It’s spring! The ground is clear, hasn’t snowed in a while, but it’s still cold, and the tiny farming action remains mainly indoors. We’re steadily filling up the racks (here, Lynn populates a plug sheet with Red Russian kale; under the lights, parsley and onion). I’m spreading things out a lot more than usual, instead of starting a whole lot on one day. We’ll see what difference a few days or a couple of weeks make to the various veg… It likely won’t be much, but some interesting things could happen if we get really drastic week-to-week weather changes around transplant time, like we did last year. An experiment!
7 thoughts on “Seeding as we go…”
ha. take that weather. you were mentioned but not tagged.
I’m trying the same thing…planting most thing every 3 weeks to see what a difference it makes. We shall both see! Kim
Hey, Tiny Farm, really love what you are doing! You are a good photographer (important to me) and I am also from the north–as a former Michigander, I can relate to much of what you write! Keep on keepin” on–Janet
Lynn: You should know, you can never beat the weather!
Kim: I also keep an eye on the phases of the moon, although I have haven’t so far gotten that together. I only have the most simple idea: above ground crops planted in the two weeks before full moon, root crops in the week after, and nothing in the week before the new moon (just pest destruction). I intend to learn a lot more about this…soon. Meanwhile, I always mark up my calendar with the four quarters, and feel like I’ve got an extra edge when I’m planting in the right phase. :)

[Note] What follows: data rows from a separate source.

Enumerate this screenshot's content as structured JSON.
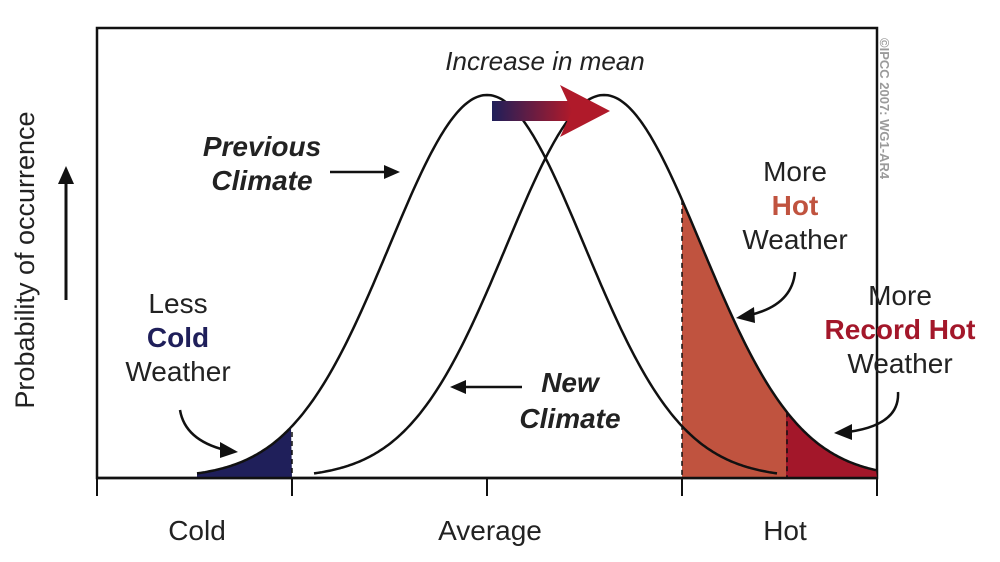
{
  "title": "Increase in mean",
  "y_axis_label": "Probability of occurrence",
  "x_ticks": [
    "Cold",
    "Average",
    "Hot"
  ],
  "copyright": "©IPCC  2007: WG1-AR4",
  "labels": {
    "previous": [
      "Previous",
      "Climate"
    ],
    "new": [
      "New",
      "Climate"
    ],
    "less_cold": [
      "Less",
      "Cold",
      "Weather"
    ],
    "more_hot": [
      "More",
      "Hot",
      "Weather"
    ],
    "record_hot": [
      "More",
      "Record Hot",
      "Weather"
    ]
  },
  "colors": {
    "cold": "#1f1f5a",
    "hot": "#c0533f",
    "record": "#a3172a",
    "arrow_start": "#1f1f5a",
    "arrow_end": "#b01a2a"
  },
  "distributions": {
    "previous_mean": 0,
    "new_mean": 0.6,
    "sigma": 0.5,
    "x_range": [
      -2,
      2
    ]
  }
}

janet: I visited your site and spent quite a while. I love photos of hand work and harvests on farms, I examine every detail, like, how big are those broccoli, what hoes are they using, how are they set up at market, what’s in a share. You seem to do a lot of in-field harvest sorting, we’ve started doing that more the last couple of years, we used to gather and bring everything into the barnyard to sort… I still haven’t really toured another market garden in season. Last year, we half-planned a couple of road trips that didn’t happen–this year for sure!–but it’s amazingly easy (for me, at least) to get tied to the field right through the growing months. Sounds like a great farm that’s really built the people side in a natural way. So, REAL winter’s just a memory, huh!

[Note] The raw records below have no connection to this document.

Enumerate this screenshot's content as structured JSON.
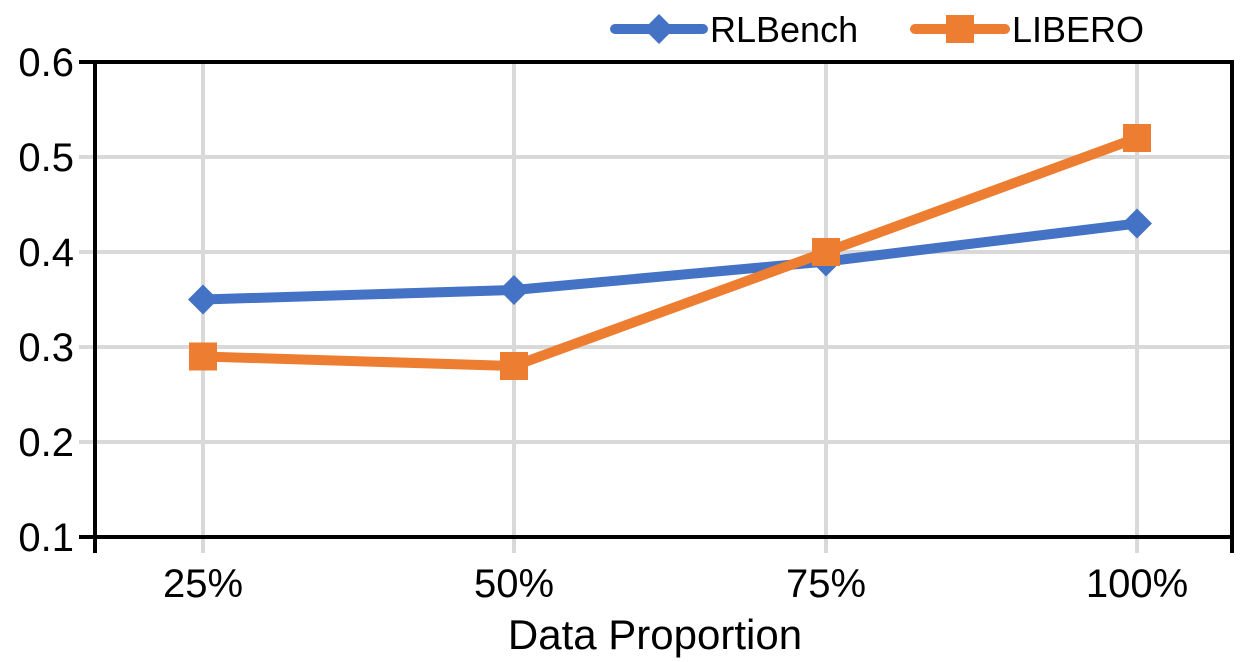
{
  "chart_data": {
    "type": "line",
    "title": "",
    "xlabel": "Data Proportion",
    "ylabel": "",
    "categories": [
      "25%",
      "50%",
      "75%",
      "100%"
    ],
    "series": [
      {
        "name": "RLBench",
        "color": "#4472C4",
        "marker": "diamond",
        "values": [
          0.35,
          0.36,
          0.39,
          0.43
        ]
      },
      {
        "name": "LIBERO",
        "color": "#ED7D31",
        "marker": "square",
        "values": [
          0.29,
          0.28,
          0.4,
          0.52
        ]
      }
    ],
    "ylim": [
      0.1,
      0.6
    ],
    "y_ticks": [
      0.6,
      0.5,
      0.4,
      0.3,
      0.2,
      0.1
    ],
    "y_tick_labels": [
      "0.6",
      "0.5",
      "0.4",
      "0.3",
      "0.2",
      "0.1"
    ],
    "grid": true,
    "legend_position": "top-center",
    "styles": {
      "grid_color": "#D9D9D9",
      "axis_color": "#000000",
      "text_color": "#000000",
      "background": "#FFFFFF"
    }
  }
}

You have a really nice setup there. We justed moved into this house and we have to remodel it as we go so the garden will have to start out slow this year. We have a couple of weeks before the last frost here so we have some time to plan.
I’m doing something similar. This is my third year in my new house, second year for a full summer. Last year was my guinea pig year of making a garden. I’m in MN and I have to start my stuff indoors if I want to reap a full benefit of the summer so I have about 80 seeds, 30 of them have emerged – it’ll be survival of the fittest, my garden is 10×20. I’m finding something interesting with my stuff. I have a tray of 3 types of tomatoes, acorn squash, eggplant, dill, watermelon, and peppers. 95% of them have emerged, it’s been 3 weeks now, but my second tray done 2 weeks ago, nothing has come up. I planted more peppers (different kind), lavendar, and roma tomatoes and nothing has come up yet. Same prep, same sunlight, etc…I wake up each morning now hoping for an emergence.
Mike: Seeds can take a while to sprout, but two weeks is kinda long for NONE of those to’ve come up. Especially the tomatoes. Not too wet or too cold (under 65F)? You could wait some more, but maybe consider starting some backups. Also, if Minnesota conditions are anything close to here, you won’t be planting out till sometime in May, and that’s a long time to keep squash and watermelon seedlings, they only need 3-5 weeks. So you could think about starting a second set closer to your planting out date, in case the first ones get too stretched or pot-bound or whatever. Hope that helps!